Bierstreik im Osten
Von Susanne Knütter
Sie machen alle das gleiche. Nämlich aus Wasser, Hopfen und Malz Bier. Doch die Lohnunterschiede sind erheblich. In München, wo die Brauer bundesweit am meisten bekommen, beträgt der tarifliche Ecklohn 4.558 Euro im Monat bei einer Arbeitszeit von 38 Stunden pro Woche. In den vier Radeberger-Betrieben in Sachsen erhalten die Kollegen bei 38,2 Wochenstunden gut 500 Euro weniger. In Berlin erhalten die Brauer 400 Euro weniger. Dagegen haben die Beschäftigten in den letzten Wochen immer wieder gestreikt.
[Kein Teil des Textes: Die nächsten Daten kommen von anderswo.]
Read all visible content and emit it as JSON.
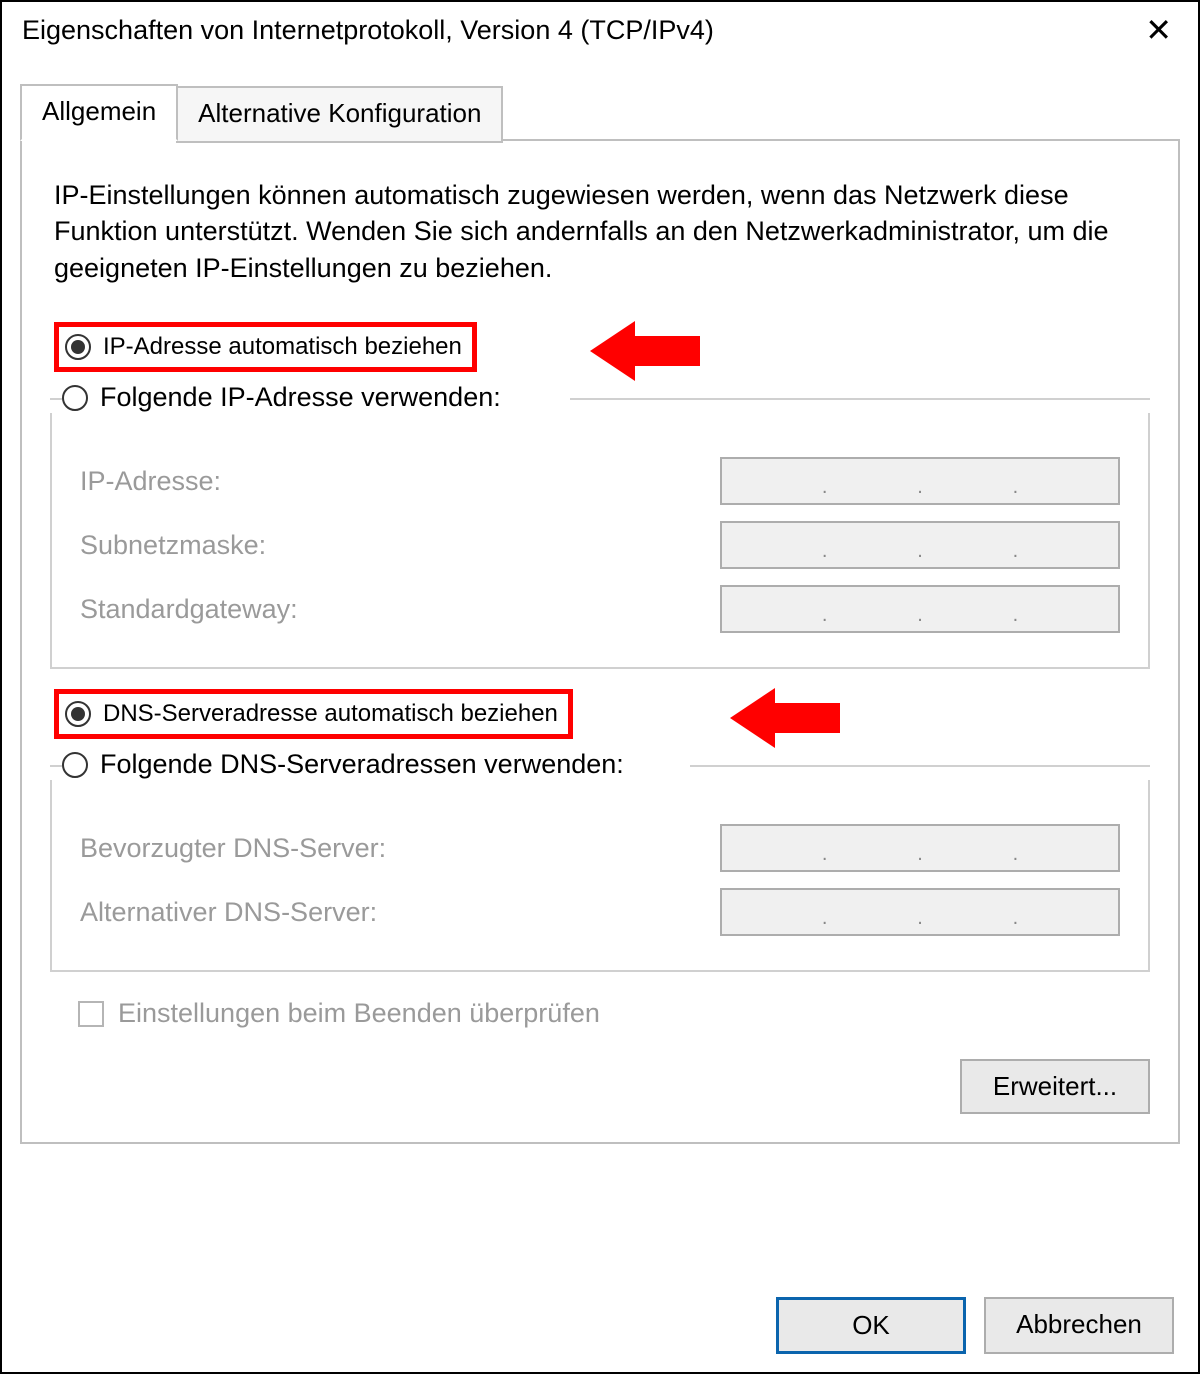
{
  "window": {
    "title": "Eigenschaften von Internetprotokoll, Version 4 (TCP/IPv4)"
  },
  "tabs": {
    "general": "Allgemein",
    "alternate": "Alternative Konfiguration"
  },
  "description": "IP-Einstellungen können automatisch zugewiesen werden, wenn das Netzwerk diese Funktion unterstützt. Wenden Sie sich andernfalls an den Netzwerkadministrator, um die geeigneten IP-Einstellungen zu beziehen.",
  "ip": {
    "auto_label": "IP-Adresse automatisch beziehen",
    "manual_label": "Folgende IP-Adresse verwenden:",
    "field_ip": "IP-Adresse:",
    "field_subnet": "Subnetzmaske:",
    "field_gateway": "Standardgateway:"
  },
  "dns": {
    "auto_label": "DNS-Serveradresse automatisch beziehen",
    "manual_label": "Folgende DNS-Serveradressen verwenden:",
    "field_preferred": "Bevorzugter DNS-Server:",
    "field_alternate": "Alternativer DNS-Server:"
  },
  "validate_label": "Einstellungen beim Beenden überprüfen",
  "buttons": {
    "advanced": "Erweitert...",
    "ok": "OK",
    "cancel": "Abbrechen"
  }
}
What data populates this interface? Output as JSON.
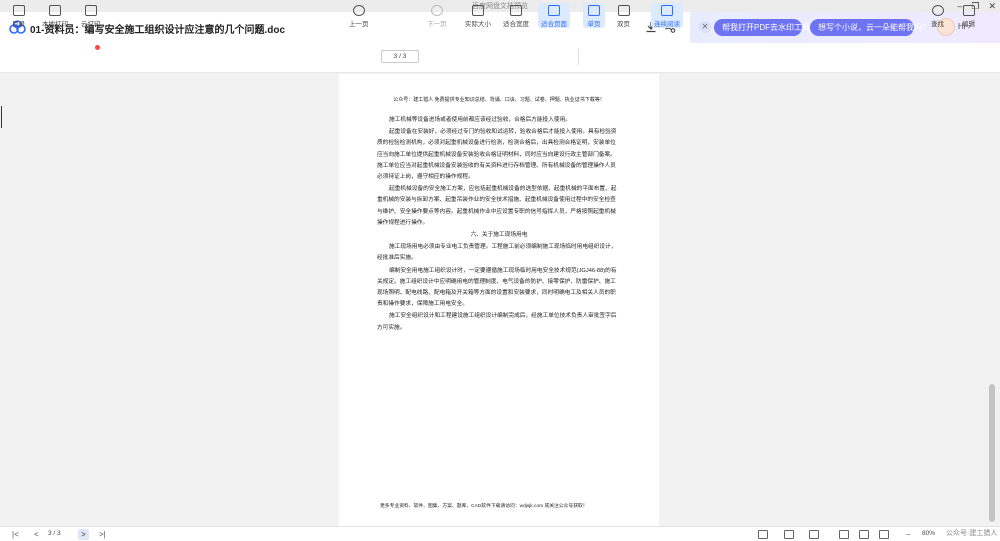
{
  "window": {
    "title": "百度网盘文档预览",
    "controls": [
      "minimize-icon",
      "restore-icon",
      "close-icon"
    ]
  },
  "doc": {
    "title": "01-资料员：编写安全施工组织设计应注意的几个问题.doc",
    "download_icon": "download-icon",
    "share_icon": "share-icon"
  },
  "ai_panel": {
    "suggestion_1": "帮我打开PDF去水印工具",
    "suggestion_2": "想写个小说，云一朵能帮我吗?",
    "greeting": "Hi",
    "accent_color": "#6d73f3"
  },
  "toolbar": {
    "catalog": "目录",
    "local_print": "本地打印",
    "cloud_print": "云打印",
    "prev_page": "上一页",
    "page_indicator": "3 / 3",
    "next_page": "下一页",
    "actual_size": "实际大小",
    "fit_width": "适合宽度",
    "fit_page": "适合页面",
    "single_page": "单页",
    "double_page": "双页",
    "continuous_read": "连续阅读",
    "search": "查找",
    "edit": "编辑",
    "active_color": "#2f6bff"
  },
  "page": {
    "header": "公众号：建工猎人 免费提供专业知识总结、背诵、口诀、习题、试卷、押题、执业证书下载等！",
    "paragraphs": [
      "施工机械等设备进场或者使用前都应该经过验收，合格后方能投入使用。",
      "起重设备在安装好，必须经过专门的验收和试运转，验收合格后才能投入使用。具有检验资质的检验检测机构，必须对起重机械设备进行检测，检测合格后，出具检测合格证明，安装单位应当向施工单位提供起重机械设备安装验收合格证明材料，同时应当向建设行政主管部门备案。施工单位应当对起重机械设备安装验收的有关资料进行存档管理。所有机械设备的管理操作人员必须持证上岗，遵守相应的操作规程。",
      "起重机械设备的安全施工方案，应包括起重机械设备的选型依据、起重机械的平面布置、起重机械的安装与拆卸方案、起重吊装作业的安全技术措施、起重机械设备使用过程中的安全检查与维护、安全操作要点等内容。起重机械作业中应设置专职的信号指挥人员，严格按照起重机械操作规程进行操作。",
      "六、关于施工现场用电",
      "施工现场用电必须由专业电工负责管理。工程施工前必须编制施工现场临时用电组织设计，经批准后实施。",
      "编制安全用电施工组织设计时，一定要遵循施工现场临时用电安全技术规范(JGJ46-88)的有关规定。施工组织设计中应明确用电的管理制度、电气设备的防护、接零保护、防雷保护、施工现场照明、配电线路、配电箱及开关箱等方面的设置和安装要求，同时明确电工及相关人员的职责和操作要求，保障施工用电安全。",
      "施工安全组织设计和工程建设施工组织设计编制完成后，经施工单位技术负责人审批签字后方可实施。"
    ],
    "footer": "更多专业资料、软件、图集、方案、题库、CAD软件下载请访问：wdjsjk.com 或关注公众号获取！"
  },
  "statusbar": {
    "first": "|<",
    "prev": "<",
    "page": "3 / 3",
    "next": ">",
    "last": ">|",
    "zoom": "80%",
    "watermark": "公众号·建工猎人"
  }
}
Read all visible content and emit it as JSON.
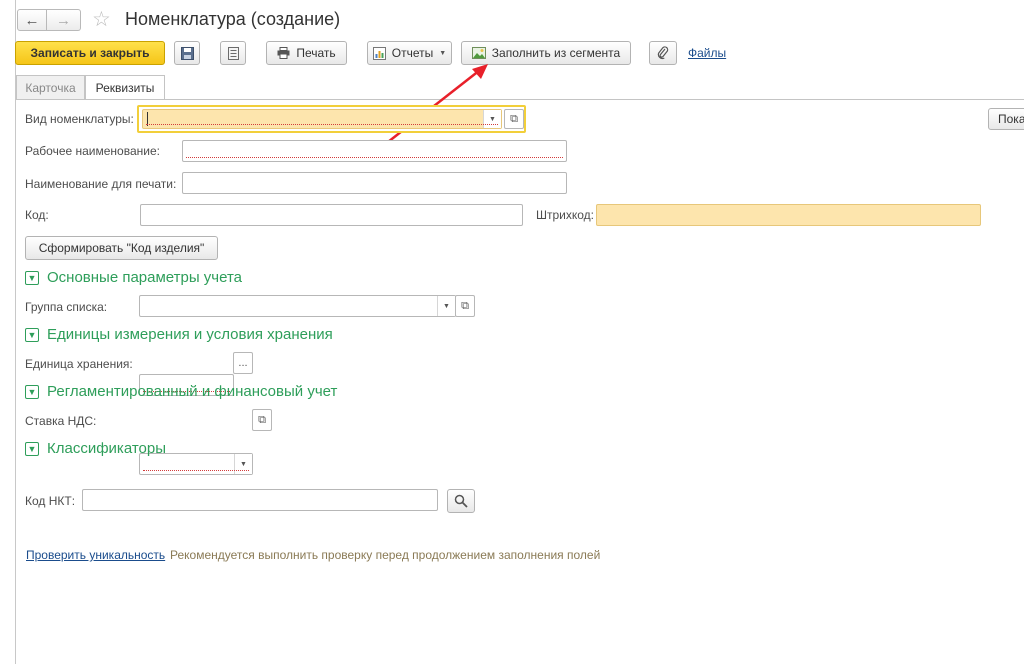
{
  "window": {
    "title": "Номенклатура (создание)"
  },
  "toolbar": {
    "save_close_label": "Записать и закрыть",
    "print_label": "Печать",
    "reports_label": "Отчеты",
    "fill_segment_label": "Заполнить из сегмента",
    "files_label": "Файлы"
  },
  "tabs": [
    {
      "label": "Карточка",
      "active": false
    },
    {
      "label": "Реквизиты",
      "active": true
    }
  ],
  "form": {
    "kind_label": "Вид номенклатуры:",
    "kind_value": "",
    "working_name_label": "Рабочее наименование:",
    "working_name_value": "",
    "print_name_label": "Наименование для печати:",
    "print_name_value": "",
    "code_label": "Код:",
    "code_value": "",
    "barcode_label": "Штрихкод:",
    "barcode_value": "",
    "generate_code_button": "Сформировать \"Код изделия\"",
    "show_button_partial": "Пока"
  },
  "sections": {
    "accounting": "Основные параметры учета",
    "units": "Единицы измерения и условия хранения",
    "regulated": "Регламентированный и финансовый учет",
    "classifiers": "Классификаторы"
  },
  "fields": {
    "list_group_label": "Группа списка:",
    "storage_unit_label": "Единица хранения:",
    "storage_unit_select": "...",
    "vat_rate_label": "Ставка НДС:",
    "nkt_code_label": "Код НКТ:"
  },
  "footer": {
    "check_link": "Проверить уникальность",
    "hint": "Рекомендуется выполнить проверку перед продолжением заполнения полей"
  },
  "annotation": {
    "arrow_color": "#e8202a"
  },
  "colors": {
    "primary_button": "#f5c518",
    "section_header": "#2e9e5a",
    "required_field_bg": "#fde5ad",
    "link": "#1a4c8c"
  }
}
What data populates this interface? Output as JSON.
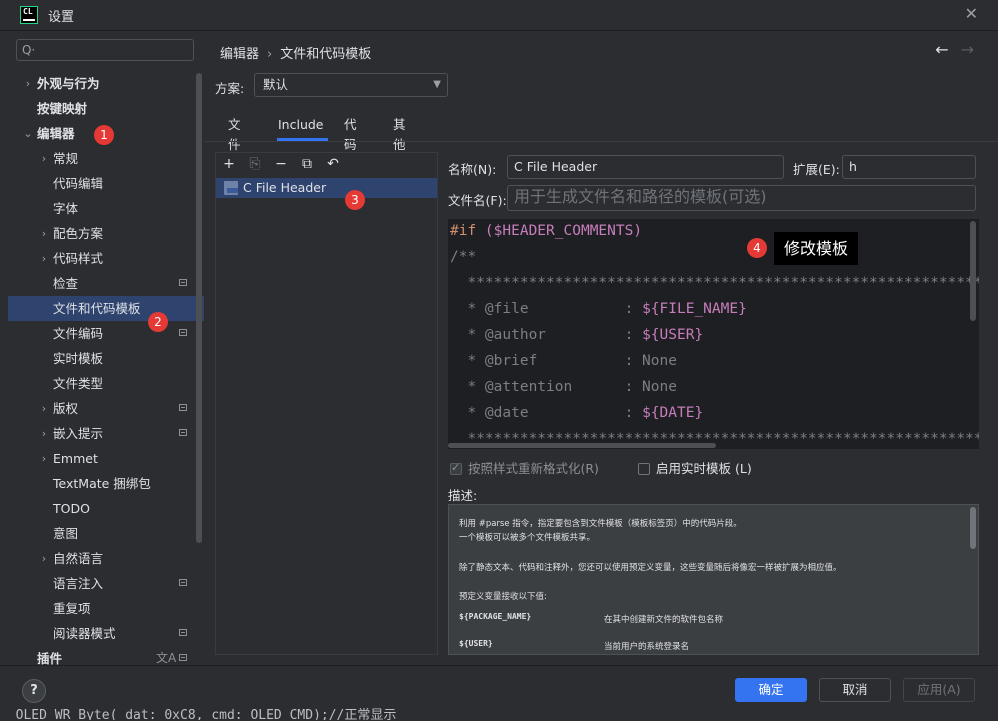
{
  "window": {
    "app_logo": "CL",
    "title": "设置"
  },
  "left": {
    "search_placeholder": "Q·",
    "tree": [
      {
        "label": "外观与行为",
        "chev": "›",
        "bold": true,
        "indent": 0
      },
      {
        "label": "按键映射",
        "chev": "",
        "bold": true,
        "indent": 0
      },
      {
        "label": "编辑器",
        "chev": "⌄",
        "bold": true,
        "indent": 0
      },
      {
        "label": "常规",
        "chev": "›",
        "indent": 1
      },
      {
        "label": "代码编辑",
        "chev": "",
        "indent": 2
      },
      {
        "label": "字体",
        "chev": "",
        "indent": 2
      },
      {
        "label": "配色方案",
        "chev": "›",
        "indent": 1
      },
      {
        "label": "代码样式",
        "chev": "›",
        "indent": 1
      },
      {
        "label": "检查",
        "chev": "",
        "indent": 2,
        "badge": true
      },
      {
        "label": "文件和代码模板",
        "chev": "",
        "indent": 2,
        "selected": true
      },
      {
        "label": "文件编码",
        "chev": "",
        "indent": 2,
        "badge": true
      },
      {
        "label": "实时模板",
        "chev": "",
        "indent": 2
      },
      {
        "label": "文件类型",
        "chev": "",
        "indent": 2
      },
      {
        "label": "版权",
        "chev": "›",
        "indent": 1,
        "badge": true
      },
      {
        "label": "嵌入提示",
        "chev": "›",
        "indent": 1,
        "badge": true
      },
      {
        "label": "Emmet",
        "chev": "›",
        "indent": 1
      },
      {
        "label": "TextMate 捆绑包",
        "chev": "",
        "indent": 2
      },
      {
        "label": "TODO",
        "chev": "",
        "indent": 2
      },
      {
        "label": "意图",
        "chev": "",
        "indent": 2
      },
      {
        "label": "自然语言",
        "chev": "›",
        "indent": 1
      },
      {
        "label": "语言注入",
        "chev": "",
        "indent": 2,
        "badge": true
      },
      {
        "label": "重复项",
        "chev": "",
        "indent": 2
      },
      {
        "label": "阅读器模式",
        "chev": "",
        "indent": 2,
        "badge": true
      },
      {
        "label": "插件",
        "chev": "",
        "bold": true,
        "indent": 0,
        "badge": true,
        "lang": "文A"
      }
    ]
  },
  "steps": [
    "1",
    "2",
    "3",
    "4"
  ],
  "breadcrumb": {
    "part1": "编辑器",
    "sep": "›",
    "part2": "文件和代码模板",
    "back": "←",
    "forward": "→"
  },
  "scheme": {
    "label": "方案:",
    "value": "默认",
    "dd": "▼"
  },
  "tabs": [
    "文件",
    "Include",
    "代码",
    "其他"
  ],
  "toolbar": {
    "add": "+",
    "copy_dis": "⎘",
    "remove": "−",
    "duplicate": "⧉",
    "reset": "↶"
  },
  "template_list": [
    {
      "name": "C File Header"
    }
  ],
  "form": {
    "name_label": "名称(N):",
    "name_value": "C File Header",
    "ext_label": "扩展(E):",
    "ext_value": "h",
    "filename_label": "文件名(F):",
    "filename_placeholder": "用于生成文件名和路径的模板(可选)"
  },
  "editor_lines": {
    "l1_kw": "#if",
    "l1_var": " ($HEADER_COMMENTS)",
    "l2": "/**",
    "l3": "  ***********************************************************************",
    "l4_a": "  * @file           : ",
    "l4_b": "${FILE_NAME}",
    "l5_a": "  * @author         : ",
    "l5_b": "${USER}",
    "l6": "  * @brief          : None",
    "l7": "  * @attention      : None",
    "l8_a": "  * @date           : ",
    "l8_b": "${DATE}",
    "l9": "  ***********************************************************************"
  },
  "tooltip": "修改模板",
  "options": {
    "reformat": "按照样式重新格式化(R)",
    "live_template": "启用实时模板 (L)"
  },
  "description": {
    "label": "描述:",
    "p1": "利用 #parse 指令，指定要包含到文件模板（模板标签页）中的代码片段。",
    "p2": "一个模板可以被多个文件模板共享。",
    "p3": "除了静态文本、代码和注释外，您还可以使用预定义变量，这些变量随后将像宏一样被扩展为相应值。",
    "p4": "预定义变量接收以下值:",
    "vars": [
      {
        "name": "${PACKAGE_NAME}",
        "desc": "在其中创建新文件的软件包名称"
      },
      {
        "name": "${USER}",
        "desc": "当前用户的系统登录名"
      }
    ]
  },
  "buttons": {
    "help": "?",
    "ok": "确定",
    "cancel": "取消",
    "apply": "应用(A)"
  },
  "bg_code": "  OLED_WR_Byte( dat: 0xC8, cmd: OLED_CMD);//正常显示"
}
In Sachsen sogar das erste Mal seit 30 Jahren.
Am Mittwoch haben sich auch die Beschäftigten der ältesten Brauerei Sachsens der Streikbewegung angeschlossen. Nach der Radeberger, der Sternburger, der Krostitzer und der Freiberger Brauerei, die alle zur Radeberger Gruppe innerhalb des Oetker-Konzerns gehören, haben nun die Kollegen von Wernesgrüner (Carlsberg-Gruppe) das erste Mal seit Ende der DDR die Arbeit niedergelegt. Mit ihnen streiken auch die Carlsberg-Logistiker in Wernesgrün. Lenkt die Unternehmerseite bei der nächsten Verhandlungsrunde am 14. August nicht ein, stehen bei der Traditionsbrauerei im sächsischen Vogtland weitere Streiktage an, versicherte Thomas Lißner, Geschäftsführer der NGG-Region Dresden-Chemnitz, am Dienstag. »Seit 1516 gibt es in Deutschland beim Bier das Reinheitsgebot, auf das Einheitsgebot warten wir noch.« Der tarifliche Monatslohn bei Wernesgrüner liegt mehr als 300 Euro unter dem anderer Brauereien der Carlsberg-Gruppe, zu der neben Wernesgrüner auch Marken wie Holsten, Astra und Lübzer gehören. Zudem wird in Sachsen wöchentlich noch 1,5 Stunden länger gearbeitet. Selbst innerhalb des Tarifgebietes Sachsen-Thüringen bildet Wernesgrüner neben der Köstritzer Brauerei das Schlusslicht. Dabei gehört die 1436 gegründete Wernesgrüner Brauerei mit heute rund 140 Beschäftigten nach Unternehmensangaben zu den modernsten und erfolgreichsten Brauereien in den neuen Bundesländern.
Während in den Tarifgebieten im Westen die Verhandlungen bereits abgeschlossen sind, hat der sächsische Unternehmerverband in den laufenden Tarifverhandlungen noch kein Angebot vorgelegt. Die NGG fordert ihrerseits sieben Prozent mehr Lohn, mindestens aber 300 Euro mehr, bei einer Laufzeit von einem Jahr. Das »Braukombinat Ost« in Sachsen bekommt für die gleiche Arbeit über 8.000 Euro im Jahr (ohne Zulagen und Zuschläge) weniger als die allermeisten Kolleginnen und Kollegen im Westen, erklärte Uwe Ledwig, Verhandlungsführer der Gewerkschaft NGG Ost. Die Unternehmerseite berufe sich bei diesen Unterschieden auf »historische« Gründe. »Wie sollen wir das verstehen?« fragte Ledwig. »Die bestehende Ost- West-Lohnlücke soll auch nach 35 Jahren deutscher Einheit nicht kleiner werden?«
Nach der »Wende« haben große Braukonzerne im Osten Brauereien übernommen und großteils geschlossen. So gibt es beispielsweise in Berlin von vormals 15 Brauereien noch drei. Um einige wenige Arbeitsplätze zu erhalten, verzichteten Brauer auf Urlaubs- und Weihnachtsgeld und nahmen kürzere Arbeitszeiten – ohne Lohnausgleich – in Kauf.
Für die Ostberliner Brauerei der Radeberger-Gruppe findet am Freitag bereits die fünfte Verhandlung statt. Auch da liegt nach Angaben der NGG bisher kein akzeptables Angebot vor, obwohl die Kollegen 4.000 Euro im Jahr weniger bekommen. Und auch der sechste Oststandort des Oetker-Konzerns in Rostock wird »historisch« schlechter bezahlt, so Ledwig. Dort sind es sogar über 11.000 Euro im Jahr weniger. Hier fand in der letzten Woche die erste Verhandlung statt, ohne akzeptables Angebot. Ledwig zog am Dienstag Bilanz: In den sechs Betrieben des »Braukombinat Ost« fielen bisher 60 Schichten aus, über 40 Millionen Flaschen Bier wurden nicht abgefüllt. Mit den Streiks am Mittwoch wurde der Druck noch einmal erhöht.